If the EU Commission gets its way, many companies in the EU will have to adapt to stricter requirements for their sustainability reporting. The Commission has launched a proposal to amend the CSR Directive (Corporate Sustainability Reporting Directive), extending the scope and enforcing stricter rules. One of the main changes would be that the so-called external assurance, an audit by an independent third party, becomes mandatory. We have summarized the main changes for you below.
Why was a revision of the Non-Financial Reporting Directive (NFRD) necessary?
The Non-Financial Reporting Directive introduced important rules for listed companies with more than 500 employees to report on their sustainability policies and practices. However, the Commission believes that the current guidelines are not sufficient: reporting is often incomplete, there is a lack of comparability and information on risks is often insufficient. As a result, investors lack a reliable overview of sustainability-related risks to which companies are exposed. High-quality and reliable public reporting by companies will help create a culture of greater public accountability.
In the future, companies with fewer than 500 employees will also be required to report
The new regulation will bring more companies under the obligation to report on sustainability. The new proposal extends the scope to all large companies – regardless of whether they are listed on the stock exchange and without the previous threshold of 500 employees. This change means that in the future all large companies will have to account to the public for their social and environmental footprint. The Commission also proposes to extend the scope of reporting requirements to listed small and medium-sized enterprises, with the exception of listed micro-enterprises, but with simplified standards. To this end, the Commission proposes to develop a set of uniform standards for small and medium-sized enterprises to improve their transparency and reduce costs.

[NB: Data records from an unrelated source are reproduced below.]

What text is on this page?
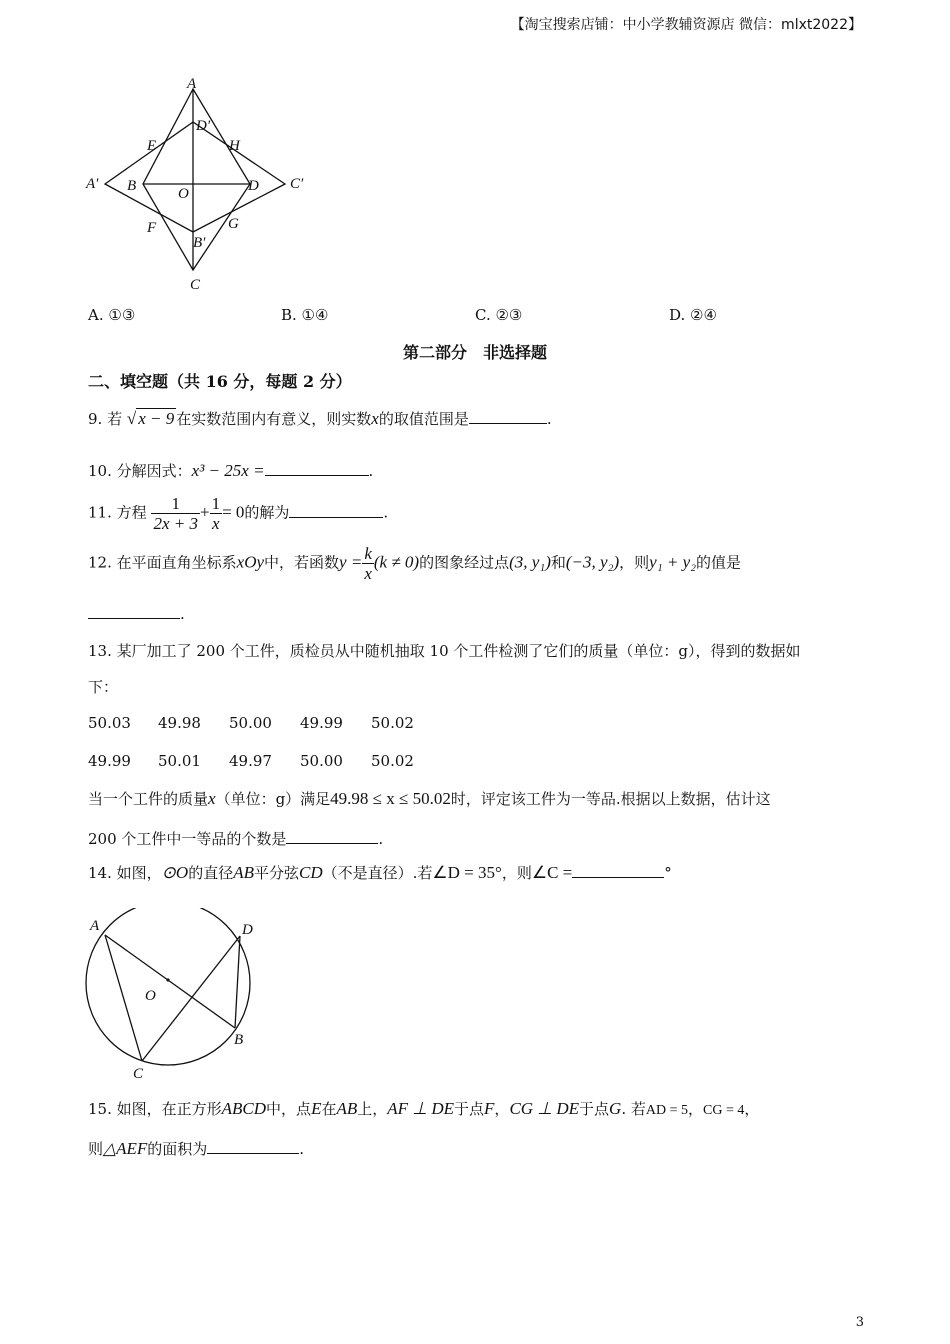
【淘宝搜索店铺：中小学教辅资源店 微信：mlxt2022】
A
D′
E	H
A′ B	O	D C′
F	G
B′
C
A. ①③	B. ①④	C. ②③	D. ②④
第二部分　非选择题
二、填空题（共 16 分，每题 2 分）
9. 若 √ x − 9 在实数范围内有意义，则实数x的取值范围是	.
10. 分解因式：x³ − 25x =	.
11. 方程 $\frac{1}{2x + 3} + \frac{1}{x} = 0$的解为	.
12. 在平面直角坐标系xOy中，若函数$y = \frac{k}{x} (k \ne 0)$的图象经过点(3, y₁)和(−3, y₂)，则y₁ + y₂的值是
.
13. 某厂加工了 200 个工件，质检员从中随机抽取 10 个工件检测了它们的质量（单位：g），得到的数据如
下：
50.03 49.98 50.00 49.99 50.02
49.99 50.01 49.97 50.00 50.02
当一个工件的质量x（单位：g）满足49.98 ≤ x ≤ 50.02时，评定该工件为一等品.根据以上数据，估计这
200 个工件中一等品的个数是	.
14. 如图，⊙O的直径AB平分弦CD（不是直径）.若∠D = 35°，则∠C =	°
A	D
O
B
C
15. 如图，在正方形ABCD中，点E在AB上，AF ⊥ DE于点F，CG ⊥ DE于点G. 若AD = 5，CG = 4，
则△AEF的面积为	.
3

EU reporting standards in an international context
EU sustainability reporting standards should be consistent with the objectives and regulations of the European Green Deal and the existing legal framework. Moreover, they should cover not only the risks of companies, but also the impact of their actions on society and the environment. In this regard, the Commission supports the efforts of the G20, the Financial Stability Board and other international organizations to develop a baseline of sustainable reporting standards and build on the work of the Task Force on Climate Disclosures.
External audits to become mandatory
Under the proposal, all covered companies will be required to commission an external audit to verify the reliability of the sustainability information they report. Such an external audit is now already used by many companies to ensure the credibility of their reporting and reduce the likelihood of errors. So far, however, external assurance has been optional – if the draft is adopted in this form, external assurance would be mandatory.
What’s the next step?
The next step is for the European Parliament and the member states in the Council to negotiate a final legislative text based on the Commission’s proposal. At the same time, EFRAG will also start work on a draft standard on sustainability reporting and complete it by around mid-2022.
The Commission’s timetable will depend on how negotiations with the Parliament and Council proceed. If they reach an agreement in 2022, the Commission should be able to adopt the first of the reporting standards by the end of 2022.